First addressing the determination finding petitioner guilty of creating a disturbance and refusing a direct order, we conclude that the second misbehavior report, together with the testimony provided by correction officials at the second hearing, provide substantial evidence supporting the determination of guilt (see Matter of Bookman v. Fischer, 107 AD3d 1260, 1260 ; Matter of Amaker v. Bezio, 98 AD3d 1146, 1146  ). Although petitioner asserts that he was improperly denied the testimony of certain inmates and/or their refusal forms, this claim has not been preserved for our review due to his failure to raise it at the second hearing (see Matter of Madden v. Griffin, 109 AD3d 1060, 1061 , lv denied ––– NY3d –––– [Jan. 21, 2014]; Matter of Encarnacion v. Belliner, 89 AD3d 1301, 1301  ).
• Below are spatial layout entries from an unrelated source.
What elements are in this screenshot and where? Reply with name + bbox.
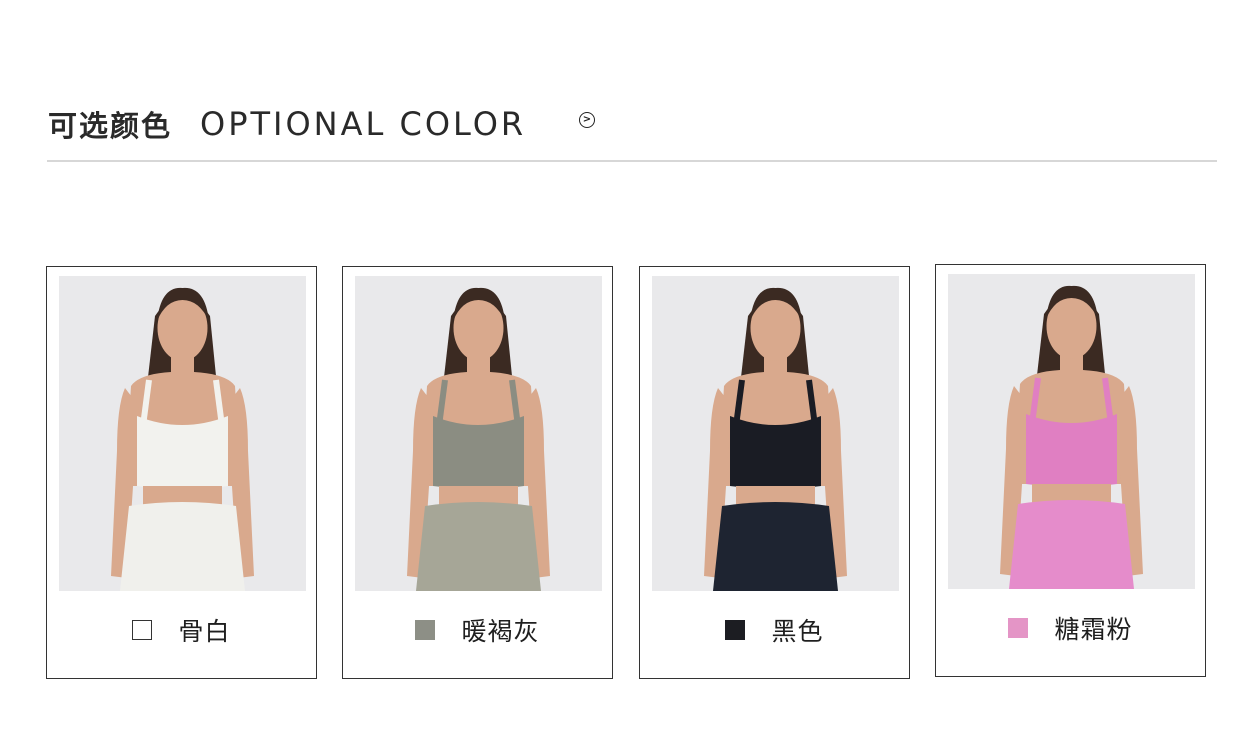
color-name: 黑色: [771, 617, 824, 646]
color-swatch: [1008, 618, 1029, 638]
color-name: 暖褐灰: [461, 617, 540, 646]
color-swatch: [132, 620, 153, 640]
circle-arrow-right-icon[interactable]: >: [579, 112, 595, 128]
section-title-cn: 可选颜色: [48, 109, 173, 143]
color-swatch: [725, 620, 746, 640]
model-illustration: [1000, 285, 1143, 589]
header-divider: [47, 160, 1217, 162]
product-photo: [59, 276, 306, 591]
color-card-bone-white[interactable]: 骨白: [46, 266, 317, 679]
model-illustration: [704, 287, 847, 591]
color-card-warm-taupe[interactable]: 暖褐灰: [342, 266, 613, 679]
product-photo: [355, 276, 602, 591]
color-label: 暖褐灰: [343, 612, 612, 648]
model-illustration: [407, 287, 550, 591]
section-title-en: OPTIONAL COLOR: [200, 105, 527, 143]
model-illustration: [111, 287, 254, 591]
color-card-black[interactable]: 黑色: [639, 266, 910, 679]
color-name: 骨白: [178, 617, 231, 646]
section-header: 可选颜色 OPTIONAL COLOR: [48, 100, 526, 148]
product-photo: [652, 276, 899, 591]
product-photo: [948, 274, 1195, 589]
color-card-frosting-pink[interactable]: 糖霜粉: [935, 264, 1206, 677]
color-label: 糖霜粉: [936, 610, 1205, 646]
color-name: 糖霜粉: [1054, 615, 1133, 644]
color-label: 骨白: [47, 612, 316, 648]
color-label: 黑色: [640, 612, 909, 648]
color-swatch: [415, 620, 436, 640]
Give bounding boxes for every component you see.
We reach a different conclusion, however, with respect to the determination finding petitioner guilty of harassment and refusing a direct order in regard to a letter he sent to a female correction officer. As relevant here, the disciplinary rule relative to harassment prohibits inmates from “writing or otherwise communicating messages of a personal nature to an employee” (7 NYCRR 270.2[B][ii] ), and we do not find the language at issue here to be of a personal nature so as to establish a violation (compare Matter of Wells v. Dubray, 53 AD3d 966, 967 ; Van Bramer v. Selsky, 303 A.D.2d 808, 808–809  ). Moreover, while petitioner was previously admonished for writing a letter that addressed the officer by her first name, the letter at issue did not do so. Consequently, there is no basis for the determination finding petitioner guilty of violating a direct order by sending this letter. In view of the foregoing, we conclude that the determination finding petitioner guilty of harassment and refusing a direct order as charged in the first misbehavior report is not supported by substantial evidence and must be annulled (see e.g. Matter of Farooq v. Fischer, 99 AD3d 709, 711 ; Matter of Kempsey v. Fischer, 98 AD3d 1155, 1156  ). In view of our disposition, we need not address petitioner's remaining claims.
ADJUDGED that the determination finding petitioner guilty of harassment and refusing a direct order is annulled, without costs, petition granted to that extent, and the Superintendent of Clinton Correctional Facility is directed to expunge all references thereto from petitioner's institutional record.
ADJUDGED that the determination finding petitioner guilty of creating a disturbance and refusing a direct order is confirmed, without costs, and petition dismissed to that extent.